I had told my daughter that I don’t like reading sad books. Because they make me revisit my own sadnesses. The sadnesses that I carry around every day – like the loss of my parents and all that. But this book was not just a sad book. It’s also a book that made me think. It made me hate cancer all the more, of course, and I recalled stories of people who died from breast cancer in my ebook, On the Wings of Pink Angels. Which then reminded me of how that book’s sales benefit a charity for children who are coping with the death of a loved one. Like a child who has lost a parent.

And then we come back full circle again to the subject of death. The theme of death. In a way, everybody’s lives have a “death theme” because our story begins when we are born and ends when we die and that is it. No more story about us. Nothing new about us. We’re dead and gone. And when we die, that is The End. Yet other people will hear our death stories because they’ll recount memories of us or share something we once did or said.

This book also made me think about how it took cancer to make those kids live their lives. To embrace their lives. What if they had never had cancer? Would they have spent their days locked up in their rooms, blaring rock music? Would they have not tried to make anything of themselves at all? Or see anything in the world at all?

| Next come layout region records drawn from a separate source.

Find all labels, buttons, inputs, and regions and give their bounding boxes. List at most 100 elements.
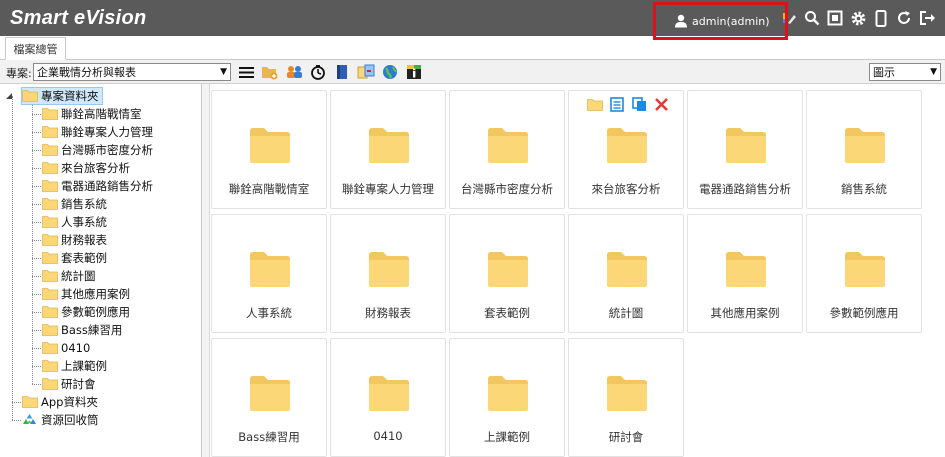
folder-icon xyxy=(606,251,648,291)
tree-item[interactable]: 統計圖 xyxy=(42,267,96,285)
tree-item[interactable]: 其他應用案例 xyxy=(42,285,130,303)
folder-card[interactable]: 上課範例 xyxy=(449,338,565,457)
folder-card[interactable]: 人事系統 xyxy=(211,214,327,333)
view-select-value: 圖示 xyxy=(873,66,895,79)
folder-icon xyxy=(844,127,886,167)
folder-card[interactable]: 0410 xyxy=(330,338,446,457)
folder-icon xyxy=(368,127,410,167)
folder-card[interactable]: 聯銓專案人力管理 xyxy=(330,90,446,209)
folder-icon xyxy=(844,251,886,291)
gear-icon[interactable] xyxy=(849,8,867,28)
folder-icon xyxy=(42,359,58,373)
folder-card[interactable]: 銷售系統 xyxy=(806,90,922,209)
import-icon[interactable] xyxy=(357,63,375,81)
list-icon[interactable] xyxy=(237,63,255,81)
folder-card[interactable]: 其他應用案例 xyxy=(687,214,803,333)
app-brand: Smart eVision xyxy=(10,7,147,29)
project-label: 專案: xyxy=(6,67,32,80)
folder-card[interactable]: 統計圖 xyxy=(568,214,684,333)
tree-item[interactable]: 來台旅客分析 xyxy=(42,159,130,177)
permission-icon[interactable] xyxy=(285,63,303,81)
tree-item-label: 套表範例 xyxy=(61,251,107,265)
user-label: admin(admin) xyxy=(692,14,770,28)
folder-card[interactable]: 來台旅客分析 xyxy=(568,90,684,209)
tree-item[interactable]: 台灣縣市密度分析 xyxy=(42,141,153,159)
folder-card[interactable]: 聯銓高階戰情室 xyxy=(211,90,327,209)
folder-card[interactable]: 財務報表 xyxy=(330,214,446,333)
tab-file-manager[interactable]: 檔案總管 xyxy=(5,37,66,60)
copy-icon[interactable] xyxy=(631,96,647,112)
tree-item[interactable]: 參數範例應用 xyxy=(42,303,130,321)
new-folder-icon[interactable] xyxy=(261,63,279,81)
tree-item-app-folder[interactable]: App資料夾 xyxy=(22,393,98,411)
tree-item-label: 聯銓專案人力管理 xyxy=(61,125,153,139)
fullscreen-icon[interactable] xyxy=(826,8,844,28)
tree-item-label: 專案資料夾 xyxy=(41,89,99,103)
folder-icon xyxy=(42,323,58,337)
folder-icon xyxy=(42,233,58,247)
tree-item-label: 研討會 xyxy=(61,377,96,391)
refresh-icon[interactable] xyxy=(895,8,913,28)
tree-item[interactable]: 聯銓專案人力管理 xyxy=(42,123,153,141)
tree-item-label: Bass練習用 xyxy=(61,323,123,337)
tree-item[interactable]: 財務報表 xyxy=(42,231,107,249)
folder-card-label: 套表範例 xyxy=(484,306,530,320)
folder-icon xyxy=(249,375,291,415)
folder-card-label: 研討會 xyxy=(608,430,644,444)
folder-card-label: 來台旅客分析 xyxy=(591,182,661,196)
tree-item-label: 聯銓高階戰情室 xyxy=(61,107,142,121)
folder-open-icon xyxy=(22,89,38,103)
folder-tree: 專案資料夾聯銓高階戰情室 聯銓專案人力管理台灣縣市密度分析 來台旅客分析 電器通路銷售… xyxy=(0,84,202,457)
folder-icon xyxy=(42,251,58,265)
folder-card[interactable]: 電器通路銷售分析 xyxy=(687,90,803,209)
tree-item[interactable]: 套表範例 xyxy=(42,249,107,267)
tree-item[interactable]: 人事系統 xyxy=(42,213,107,231)
folder-card-label: 電器通路銷售分析 xyxy=(699,182,791,196)
folder-icon xyxy=(368,375,410,415)
search-icon[interactable] xyxy=(803,8,821,28)
info-icon[interactable] xyxy=(405,63,423,81)
folder-icon xyxy=(22,395,38,409)
globe-icon[interactable] xyxy=(381,63,399,81)
folder-card-label: 聯銓專案人力管理 xyxy=(342,182,434,196)
tree-connector xyxy=(32,348,41,349)
project-select[interactable]: 企業戰情分析與報表 ▼ xyxy=(33,63,231,81)
book-icon[interactable] xyxy=(333,63,351,81)
tree-connector xyxy=(32,366,41,367)
open-folder-icon[interactable] xyxy=(587,96,603,112)
properties-icon[interactable] xyxy=(609,96,625,112)
delete-icon[interactable] xyxy=(653,96,669,112)
folder-card-label: Bass練習用 xyxy=(238,430,300,444)
toolbar: 專案: 企業戰情分析與報表 ▼ 圖示 ▼ xyxy=(0,60,945,84)
mobile-icon[interactable] xyxy=(872,8,890,28)
folder-card-label: 人事系統 xyxy=(246,306,292,320)
folder-card[interactable]: 套表範例 xyxy=(449,214,565,333)
project-select-value: 企業戰情分析與報表 xyxy=(37,66,136,79)
folder-icon xyxy=(487,375,529,415)
tree-item[interactable]: 0410 xyxy=(42,339,90,357)
tree-item[interactable]: 電器通路銷售分析 xyxy=(42,177,153,195)
folder-icon xyxy=(249,127,291,167)
folder-icon xyxy=(42,341,58,355)
tree-item[interactable]: 銷售系統 xyxy=(42,195,107,213)
folder-card-label: 統計圖 xyxy=(608,306,644,320)
tree-root-project-folder[interactable]: 專案資料夾 xyxy=(21,87,103,105)
folder-card[interactable]: 參數範例應用 xyxy=(806,214,922,333)
tree-scrollbar[interactable] xyxy=(202,84,210,457)
folder-icon xyxy=(42,125,58,139)
view-select[interactable]: 圖示 ▼ xyxy=(869,63,941,81)
tree-item-recycle-bin[interactable]: 資源回收筒 xyxy=(22,411,99,429)
tree-item[interactable]: 上課範例 xyxy=(42,357,107,375)
tree-item-label: App資料夾 xyxy=(41,395,98,409)
folder-icon xyxy=(42,287,58,301)
folder-card[interactable]: 研討會 xyxy=(568,338,684,457)
tree-item[interactable]: Bass練習用 xyxy=(42,321,122,339)
user-menu[interactable]: admin(admin) xyxy=(653,2,788,40)
folder-card[interactable]: 台灣縣市密度分析 xyxy=(449,90,565,209)
logout-icon[interactable] xyxy=(918,8,936,28)
folder-card[interactable]: Bass練習用 xyxy=(211,338,327,457)
tree-connector xyxy=(32,168,41,169)
tree-item[interactable]: 研討會 xyxy=(42,375,96,393)
tree-item[interactable]: 聯銓高階戰情室 xyxy=(42,105,142,123)
timer-icon[interactable] xyxy=(309,63,327,81)
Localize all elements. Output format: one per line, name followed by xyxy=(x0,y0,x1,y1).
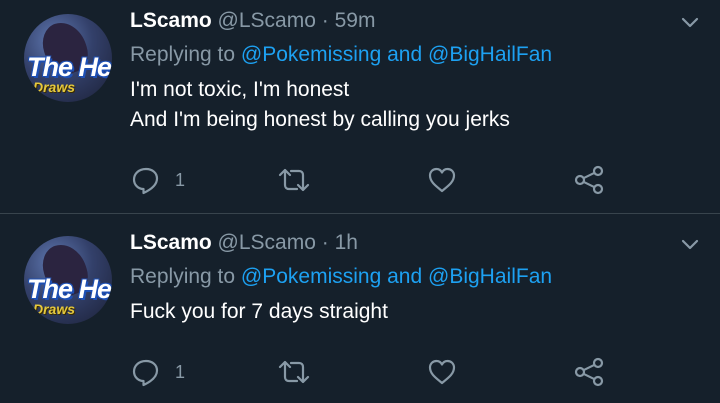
retweet-button[interactable] xyxy=(276,357,312,387)
tweet-actions: 1 xyxy=(0,163,720,197)
reply-count: 1 xyxy=(175,170,186,190)
avatar[interactable]: The He Draws xyxy=(24,236,112,324)
like-button[interactable] xyxy=(426,165,458,195)
mention-link[interactable]: @Pokemissing xyxy=(241,265,381,288)
heart-icon xyxy=(428,167,456,193)
tweet-header: LScamo @LScamo · 59m xyxy=(130,8,375,34)
reply-icon xyxy=(132,359,159,387)
tweet-text-line: And I'm being honest by calling you jerk… xyxy=(130,108,510,131)
dot-separator: · xyxy=(321,231,329,254)
reply-button[interactable]: 1 xyxy=(130,165,200,195)
mention-link[interactable]: @BigHailFan xyxy=(428,43,552,66)
avatar-logo-subtext: Draws xyxy=(33,79,76,95)
avatar-logo-text: The He xyxy=(27,274,112,304)
replying-to: Replying to @Pokemissing and @BigHailFan xyxy=(130,42,552,68)
replying-to-label: Replying to xyxy=(130,265,236,288)
reply-button[interactable]: 1 xyxy=(130,357,200,387)
handle[interactable]: @LScamo xyxy=(218,231,316,254)
handle[interactable]: @LScamo xyxy=(218,9,316,32)
timestamp[interactable]: 1h xyxy=(335,231,358,254)
retweet-icon xyxy=(278,360,310,384)
replying-and[interactable]: and xyxy=(387,265,422,288)
share-icon xyxy=(574,357,604,387)
mention-link[interactable]: @BigHailFan xyxy=(428,265,552,288)
display-name[interactable]: LScamo xyxy=(130,9,212,32)
replying-and[interactable]: and xyxy=(387,43,422,66)
heart-icon xyxy=(428,359,456,385)
tweet-header: LScamo @LScamo · 1h xyxy=(130,230,358,256)
mention-link[interactable]: @Pokemissing xyxy=(241,43,381,66)
avatar[interactable]: The He Draws xyxy=(24,14,112,102)
retweet-icon xyxy=(278,168,310,192)
timestamp[interactable]: 59m xyxy=(335,9,376,32)
dot-separator: · xyxy=(321,9,329,32)
share-icon xyxy=(574,165,604,195)
retweet-button[interactable] xyxy=(276,165,312,195)
tweet-actions: 1 xyxy=(0,355,720,389)
avatar-logo-text: The He xyxy=(27,52,112,82)
chevron-down-icon[interactable] xyxy=(680,16,700,30)
replying-to-label: Replying to xyxy=(130,43,236,66)
replying-to: Replying to @Pokemissing and @BigHailFan xyxy=(130,264,552,290)
share-button[interactable] xyxy=(572,357,606,387)
chevron-down-icon[interactable] xyxy=(680,238,700,252)
tweet-text-line: Fuck you for 7 days straight xyxy=(130,300,388,323)
avatar-logo-subtext: Draws xyxy=(33,301,76,317)
tweet-text: Fuck you for 7 days straight xyxy=(130,297,388,327)
share-button[interactable] xyxy=(572,165,606,195)
reply-count: 1 xyxy=(175,362,186,382)
tweet-text-line: I'm not toxic, I'm honest xyxy=(130,78,350,101)
display-name[interactable]: LScamo xyxy=(130,231,212,254)
tweet-text: I'm not toxic, I'm honest And I'm being … xyxy=(130,75,510,135)
reply-icon xyxy=(132,167,159,195)
like-button[interactable] xyxy=(426,357,458,387)
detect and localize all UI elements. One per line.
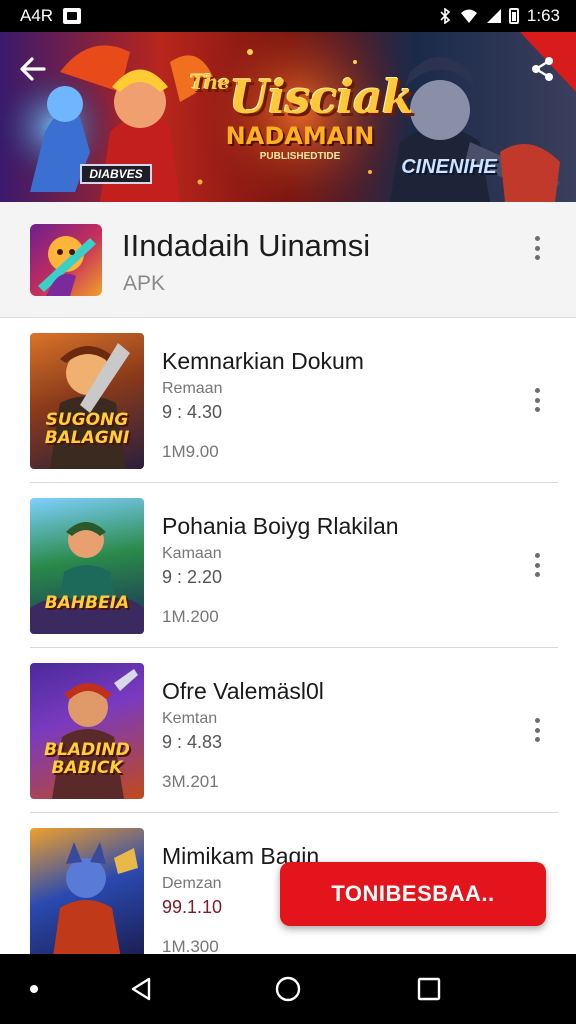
game-thumbnail bbox=[30, 828, 144, 954]
status-left: A4R bbox=[20, 6, 82, 26]
item-developer: Demzan bbox=[162, 875, 222, 892]
app-header: IIndadaih Uinamsi APK bbox=[0, 202, 576, 318]
primary-action-button[interactable]: TONIBESBAA.. bbox=[280, 862, 546, 926]
nav-home-button[interactable] bbox=[273, 974, 303, 1004]
item-more-options-button[interactable] bbox=[525, 382, 549, 418]
thumbnail-art bbox=[50, 343, 130, 469]
kebab-dot bbox=[534, 407, 540, 412]
back-triangle-icon bbox=[131, 977, 151, 1001]
item-developer: Remaan bbox=[162, 380, 223, 397]
item-downloads: 1M9.00 bbox=[162, 442, 219, 461]
item-title: Kemnarkian Dokum bbox=[162, 348, 364, 374]
item-more-options-button[interactable] bbox=[525, 712, 549, 748]
nav-back-button[interactable] bbox=[126, 974, 156, 1004]
banner-title-prefix: The bbox=[190, 70, 230, 94]
kebab-dot bbox=[534, 572, 540, 577]
item-title: Pohania Boiyg Rlakilan bbox=[162, 513, 399, 539]
carrier-label: A4R bbox=[20, 6, 54, 25]
banner-left-tag: DIABVES bbox=[80, 164, 152, 184]
item-developer: Kamaan bbox=[162, 545, 222, 562]
app-more-options-button[interactable] bbox=[525, 230, 549, 266]
thumbnail-label: BLADIND BABICK bbox=[44, 740, 130, 778]
bluetooth-icon bbox=[440, 8, 451, 24]
back-button[interactable] bbox=[16, 52, 50, 86]
game-thumbnail: BLADIND BABICK bbox=[30, 663, 144, 799]
status-bar: A4R 1:63 bbox=[0, 0, 576, 32]
wifi-icon bbox=[460, 9, 477, 23]
home-circle-icon bbox=[275, 976, 301, 1002]
thumbnail-label: BAHBEIA bbox=[44, 593, 130, 613]
item-rating: 99.1.10 bbox=[162, 897, 223, 917]
kebab-dot bbox=[534, 562, 540, 568]
kebab-dot bbox=[534, 236, 540, 241]
thumbnail-art bbox=[30, 522, 144, 634]
item-rating: 9 : 4.30 bbox=[162, 402, 223, 422]
list-item[interactable]: BLADIND BABICK Ofre Valemäsl0l Kemtan 9 … bbox=[0, 648, 576, 813]
status-right: 1:63 bbox=[437, 6, 560, 26]
battery-icon bbox=[508, 8, 519, 24]
item-rating: 9 : 2.20 bbox=[162, 567, 223, 587]
notification-icon bbox=[63, 8, 82, 24]
item-developer: Kemtan bbox=[162, 710, 218, 727]
thumbnail-art bbox=[52, 669, 138, 799]
banner-subtitle-small: PUBLISHEDTIDE bbox=[259, 151, 341, 162]
share-icon bbox=[532, 57, 553, 81]
item-downloads: 3M.201 bbox=[162, 772, 219, 791]
app-name: IIndadaih Uinamsi bbox=[122, 228, 371, 263]
kebab-dot bbox=[534, 388, 540, 393]
banner-subtitle: NADAMAIN bbox=[225, 122, 375, 150]
back-arrow-icon bbox=[20, 57, 46, 81]
banner-title-main: Uisciak bbox=[229, 70, 414, 124]
item-downloads: 1M.300 bbox=[162, 937, 219, 954]
item-rating: 9 : 4.83 bbox=[162, 732, 223, 752]
banner-title: TheUisciak bbox=[190, 70, 414, 124]
clock-time: 1:63 bbox=[526, 6, 560, 25]
share-button[interactable] bbox=[526, 52, 560, 86]
kebab-dot bbox=[534, 245, 540, 251]
item-title: Ofre Valemäsl0l bbox=[162, 678, 324, 704]
signal-icon bbox=[486, 9, 501, 23]
game-thumbnail: SUGONG BALAGNI bbox=[30, 333, 144, 469]
kebab-dot bbox=[534, 255, 540, 260]
app-type-label: APK bbox=[123, 272, 166, 295]
game-thumbnail: BAHBEIA bbox=[30, 498, 144, 634]
recents-square-icon bbox=[417, 977, 441, 1001]
kebab-dot bbox=[534, 737, 540, 742]
item-downloads: 1M.200 bbox=[162, 607, 219, 626]
nav-indicator-dot bbox=[30, 985, 38, 993]
kebab-dot bbox=[534, 718, 540, 723]
app-screen: A4R 1:63 TheUisciak NADAMAIN PUBLISHEDTI… bbox=[0, 0, 576, 1024]
item-more-options-button[interactable] bbox=[525, 547, 549, 583]
nav-recents-button[interactable] bbox=[414, 974, 444, 1004]
banner-right-tag: CINENIHE bbox=[401, 156, 497, 178]
thumbnail-label: SUGONG BALAGNI bbox=[44, 410, 130, 448]
game-app-icon[interactable] bbox=[30, 224, 102, 296]
system-nav-bar bbox=[0, 954, 576, 1024]
list-item[interactable]: SUGONG BALAGNI Kemnarkian Dokum Remaan 9… bbox=[0, 318, 576, 483]
app-icon-art bbox=[38, 236, 96, 296]
kebab-dot bbox=[534, 397, 540, 403]
related-games-list: SUGONG BALAGNI Kemnarkian Dokum Remaan 9… bbox=[0, 318, 576, 954]
kebab-dot bbox=[534, 727, 540, 733]
kebab-dot bbox=[534, 553, 540, 558]
thumbnail-art bbox=[53, 842, 138, 954]
list-item[interactable]: BAHBEIA Pohania Boiyg Rlakilan Kamaan 9 … bbox=[0, 483, 576, 648]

I have a new appreciation for sad books, because despite being sad, they also have a purpose. They have a REASON for existing: We have to be able to revisit our pain without it allowing us to crumble into a million pieces from it. We have to allow the tears to come and the weight to tug at our hearts because we know that it is a reminder that we loved someone. Then, once settled, we must pull ourselves out of that funk again. Get back on our feet and keep marching forward through life. Just keep putting one foot in front of the other. Because we are still living our life. We are still living our story. So we gotta continue with our stories and hopefully try to make it a good one because something like cancer or a heart attack or a car accident can strike out of nowhere and take it all away in the blink of an eye. Or after months of suffering. So I have realized it’s okay to read sad books, because they important. They make us feel, they make us think and they help us to grow.